With these navigation strategies, insects perform some interesting navigation behaviors such as visual course control, communication and extreme pursuit.
In his article on vision in flying insects, Martin Egelhaaf argues that bees perform course control when flying by controlling the angular velocity of the retinal image in their eyes. To turn left, bees fly such that the angular velocity of the retinal image in their right compound eye is greater than that of their left compound eye and to fly straight, bees equate the overall optic flow on their eyes.
After foraging and learning about the location of food sources through path integration and visual memory, bees communicate distance and direction to food source to their hive mates by a curious kind of dance called the waggle dance.
As much as it is fun to look at, the waggle dance could be quite ambigious considering the fact that path integration only gives the 2-Dimensional position and direction of the food source and not its elevation. It could be that they communicate that through other means not yet discovered by humans.

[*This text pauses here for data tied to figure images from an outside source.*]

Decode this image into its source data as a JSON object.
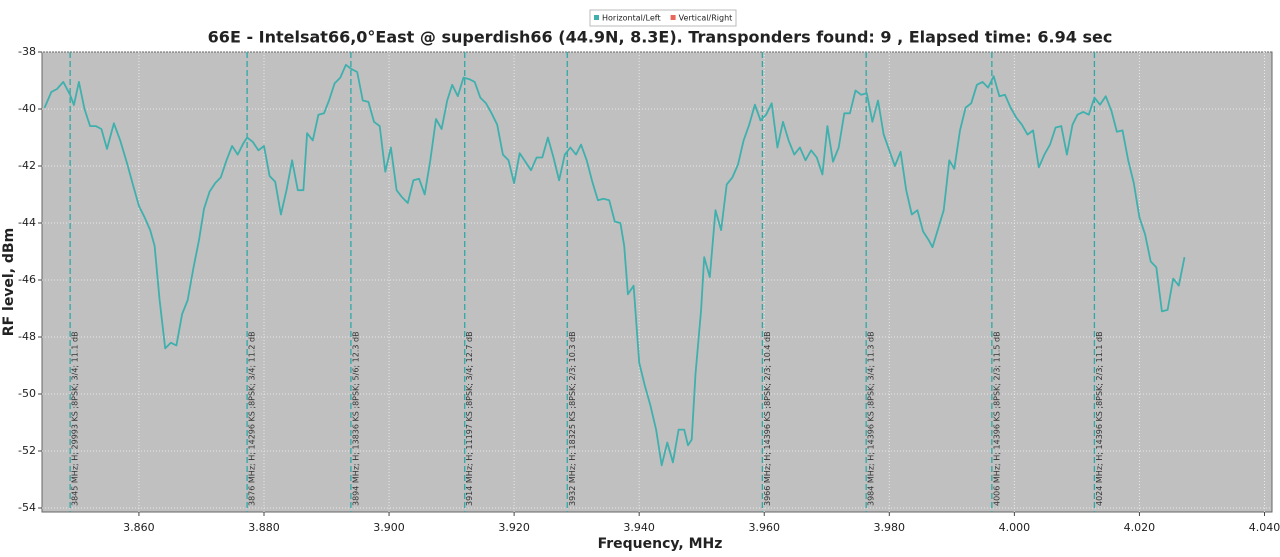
{
  "chart_data": {
    "type": "line",
    "title": "66E - Intelsat66,0°East @ superdish66 (44.9N, 8.3E). Transponders found: 9 , Elapsed time: 6.94 sec",
    "x_label": "Frequency, MHz",
    "y_label": "RF level, dBm",
    "xlim": [
      3.8445,
      4.0412
    ],
    "ylim": [
      -54,
      -38
    ],
    "xticks": [
      {
        "value": 3.86,
        "label": "3.860"
      },
      {
        "value": 3.88,
        "label": "3.880"
      },
      {
        "value": 3.9,
        "label": "3.900"
      },
      {
        "value": 3.92,
        "label": "3.920"
      },
      {
        "value": 3.94,
        "label": "3.940"
      },
      {
        "value": 3.96,
        "label": "3.960"
      },
      {
        "value": 3.98,
        "label": "3.980"
      },
      {
        "value": 4.0,
        "label": "4.000"
      },
      {
        "value": 4.02,
        "label": "4.020"
      },
      {
        "value": 4.04,
        "label": "4.040"
      }
    ],
    "yticks": [
      -54,
      -52,
      -50,
      -48,
      -46,
      -44,
      -42,
      -40,
      -38
    ],
    "grid": true,
    "legend": "top",
    "series": [
      {
        "name": "Horizontal/Left",
        "color": "#3fb0ad",
        "x": [
          3.8449,
          3.846,
          3.8469,
          3.8479,
          3.849,
          3.8496,
          3.8504,
          3.8513,
          3.8522,
          3.8531,
          3.854,
          3.8549,
          3.856,
          3.857,
          3.8581,
          3.8591,
          3.86,
          3.8609,
          3.8618,
          3.8625,
          3.8633,
          3.8642,
          3.8651,
          3.866,
          3.8669,
          3.8678,
          3.8687,
          3.8696,
          3.8704,
          3.8713,
          3.8722,
          3.8731,
          3.874,
          3.8749,
          3.8758,
          3.8767,
          3.8773,
          3.8782,
          3.8791,
          3.88,
          3.8809,
          3.8818,
          3.8827,
          3.8836,
          3.8845,
          3.8854,
          3.8863,
          3.8869,
          3.8878,
          3.8887,
          3.8896,
          3.8904,
          3.8913,
          3.8922,
          3.8931,
          3.894,
          3.8949,
          3.8958,
          3.8967,
          3.8976,
          3.8985,
          3.8994,
          3.9003,
          3.9012,
          3.9021,
          3.903,
          3.9039,
          3.9048,
          3.9057,
          3.9066,
          3.9075,
          3.9084,
          3.9093,
          3.9101,
          3.911,
          3.9119,
          3.9128,
          3.9137,
          3.9146,
          3.9155,
          3.9164,
          3.9173,
          3.9182,
          3.9191,
          3.92,
          3.9209,
          3.9218,
          3.9227,
          3.9236,
          3.9245,
          3.9254,
          3.9263,
          3.9272,
          3.9281,
          3.929,
          3.9299,
          3.9307,
          3.9316,
          3.9325,
          3.9334,
          3.9343,
          3.9352,
          3.9361,
          3.937,
          3.9376,
          3.9382,
          3.9391,
          3.94,
          3.9409,
          3.9418,
          3.9427,
          3.9436,
          3.9445,
          3.9454,
          3.9463,
          3.9472,
          3.9478,
          3.9484,
          3.949,
          3.9499,
          3.9504,
          3.9513,
          3.9522,
          3.9531,
          3.954,
          3.9549,
          3.9558,
          3.9567,
          3.9576,
          3.9585,
          3.9594,
          3.9603,
          3.9612,
          3.9621,
          3.963,
          3.9639,
          3.9648,
          3.9657,
          3.9666,
          3.9675,
          3.9684,
          3.9693,
          3.9701,
          3.971,
          3.9719,
          3.9728,
          3.9737,
          3.9746,
          3.9755,
          3.9764,
          3.9773,
          3.9782,
          3.9791,
          3.98,
          3.9809,
          3.9818,
          3.9827,
          3.9836,
          3.9845,
          3.9854,
          3.9863,
          3.9869,
          3.9878,
          3.9887,
          3.9896,
          3.9904,
          3.9913,
          3.9922,
          3.9931,
          3.994,
          3.9949,
          3.9958,
          3.9967,
          3.9976,
          3.9985,
          3.9994,
          4.0003,
          4.0012,
          4.0021,
          4.003,
          4.0039,
          4.0048,
          4.0057,
          4.0066,
          4.0075,
          4.0084,
          4.0093,
          4.0101,
          4.011,
          4.0119,
          4.0128,
          4.0137,
          4.0146,
          4.0155,
          4.0164,
          4.0173,
          4.0182,
          4.0191,
          4.02,
          4.0209,
          4.0218,
          4.0227,
          4.0236,
          4.0245,
          4.0254,
          4.0263,
          4.0272
        ],
        "values": [
          -39.96,
          -39.4,
          -39.3,
          -39.05,
          -39.5,
          -39.86,
          -39.05,
          -40.0,
          -40.6,
          -40.6,
          -40.7,
          -41.4,
          -40.5,
          -41.1,
          -41.9,
          -42.7,
          -43.4,
          -43.8,
          -44.25,
          -44.8,
          -46.7,
          -48.4,
          -48.2,
          -48.3,
          -47.2,
          -46.7,
          -45.6,
          -44.6,
          -43.5,
          -42.9,
          -42.6,
          -42.4,
          -41.8,
          -41.3,
          -41.6,
          -41.2,
          -41.0,
          -41.15,
          -41.45,
          -41.3,
          -42.35,
          -42.55,
          -43.7,
          -42.85,
          -41.8,
          -42.85,
          -42.85,
          -40.85,
          -41.1,
          -40.2,
          -40.15,
          -39.7,
          -39.1,
          -38.9,
          -38.45,
          -38.6,
          -38.7,
          -39.7,
          -39.75,
          -40.45,
          -40.6,
          -42.2,
          -41.35,
          -42.85,
          -43.1,
          -43.3,
          -42.5,
          -42.45,
          -43.0,
          -41.8,
          -40.35,
          -40.7,
          -39.7,
          -39.15,
          -39.55,
          -38.9,
          -38.95,
          -39.05,
          -39.6,
          -39.8,
          -40.15,
          -40.55,
          -41.6,
          -41.8,
          -42.6,
          -41.55,
          -41.85,
          -42.15,
          -41.7,
          -41.7,
          -41.0,
          -41.7,
          -42.5,
          -41.6,
          -41.35,
          -41.6,
          -41.25,
          -41.8,
          -42.55,
          -43.2,
          -43.15,
          -43.2,
          -43.95,
          -44.0,
          -44.8,
          -46.5,
          -46.2,
          -48.9,
          -49.7,
          -50.4,
          -51.25,
          -52.5,
          -51.7,
          -52.4,
          -51.25,
          -51.25,
          -51.8,
          -51.6,
          -49.3,
          -47.05,
          -45.2,
          -45.9,
          -43.55,
          -44.25,
          -42.65,
          -42.4,
          -41.95,
          -41.1,
          -40.55,
          -39.85,
          -40.4,
          -40.2,
          -39.8,
          -41.35,
          -40.45,
          -41.1,
          -41.6,
          -41.35,
          -41.8,
          -41.45,
          -41.7,
          -42.3,
          -40.6,
          -41.85,
          -41.35,
          -40.15,
          -40.15,
          -39.35,
          -39.5,
          -39.45,
          -40.45,
          -39.7,
          -40.9,
          -41.45,
          -42.0,
          -41.5,
          -42.85,
          -43.7,
          -43.55,
          -44.3,
          -44.6,
          -44.85,
          -44.2,
          -43.55,
          -41.8,
          -42.1,
          -40.75,
          -39.95,
          -39.8,
          -39.15,
          -39.05,
          -39.25,
          -38.85,
          -39.55,
          -39.5,
          -39.95,
          -40.3,
          -40.55,
          -40.9,
          -40.75,
          -42.05,
          -41.6,
          -41.25,
          -40.65,
          -40.6,
          -41.6,
          -40.55,
          -40.2,
          -40.1,
          -40.2,
          -39.6,
          -39.85,
          -39.55,
          -40.05,
          -40.8,
          -40.75,
          -41.8,
          -42.6,
          -43.8,
          -44.4,
          -45.35,
          -45.55,
          -47.1,
          -47.05,
          -45.95,
          -46.2,
          -45.2
        ]
      },
      {
        "name": "Vertical/Right",
        "color": "#e8675a",
        "x": [],
        "values": []
      }
    ],
    "markers": [
      {
        "x": 3.849,
        "label": "3845 MHz; H; 29993 KS ;8PSK; 3/4; 11.1 dB"
      },
      {
        "x": 3.8773,
        "label": "3876 MHz; H; 14296 KS ;8PSK; 3/4; 11.2 dB"
      },
      {
        "x": 3.8939,
        "label": "3894 MHz; H; 13836 KS ;8PSK; 5/6; 12.3 dB"
      },
      {
        "x": 3.9121,
        "label": "3914 MHz; H; 11197 KS ;8PSK; 3/4; 12.7 dB"
      },
      {
        "x": 3.9285,
        "label": "3932 MHz; H; 18325 KS ;8PSK; 2/3; 10.3 dB"
      },
      {
        "x": 3.9597,
        "label": "3966 MHz; H; 14396 KS ;8PSK; 2/3; 10.4 dB"
      },
      {
        "x": 3.9763,
        "label": "3984 MHz; H; 14396 KS ;8PSK; 3/4; 11.3 dB"
      },
      {
        "x": 3.9964,
        "label": "4006 MHz; H; 14396 KS ;8PSK; 2/3; 11.5 dB"
      },
      {
        "x": 4.0128,
        "label": "4024 MHz; H; 14396 KS ;8PSK; 2/3; 11.1 dB"
      }
    ],
    "marker_color": "#2fa9a6"
  }
}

Some insects are also able to chase moving targets, performing in extreme acrobatic aerial manoeuvres in the process. Martin Egelhaaf argues that insects employ smooth pursuit when chasing moving targets. They control their forward velocity by the angular size of the target (the smaller the size, the greater their velocity and vice versa), whereas their turning velocity depends on the angle at which their target is seen. They also perform ‘catcup-saccades‘ (rapid movement of the eyes between fixation points) only when the target alters its trajectory too rapidly to allow the insect to follow smoothly.
As a roboticist, the major lesson I learnt from my 2-week-long fascination with all things ‘insectile’ is the value of specialization. The insect anatomy is highly specialized to perform specific tasks that enable the insect to survive in its world. By zeroing in on a specific set of ecological tasks, the insect anatomy, through evolution, has been optimized for performing exactly those tasks with very little resources.
This also brings to mind the famous dictum in architecture and industrial design: Form follows Function. The shape of a building or object should primarily relate to its intended function or purpose. In as much as generalization is desirable, only systems that are highly specialized at performing a specific set of tasks succeed at effectively performing those tasks.
To create high performance generalized systems, do we need to build individual specialized systems and come up with a way of getting them to coordinate with each other? Or do we build a separate system optimized to optimize coordination between the specialized systems? I don’t know.
The current in deep learning models require huge amounts of computation and memory to train and use. If, like our insect neighbors, we are able to understand the crux of what is actually pertinent in training models and performing inference, we will be able to optimize them in a way that makes them light and easily deploy-able on less powerful devices.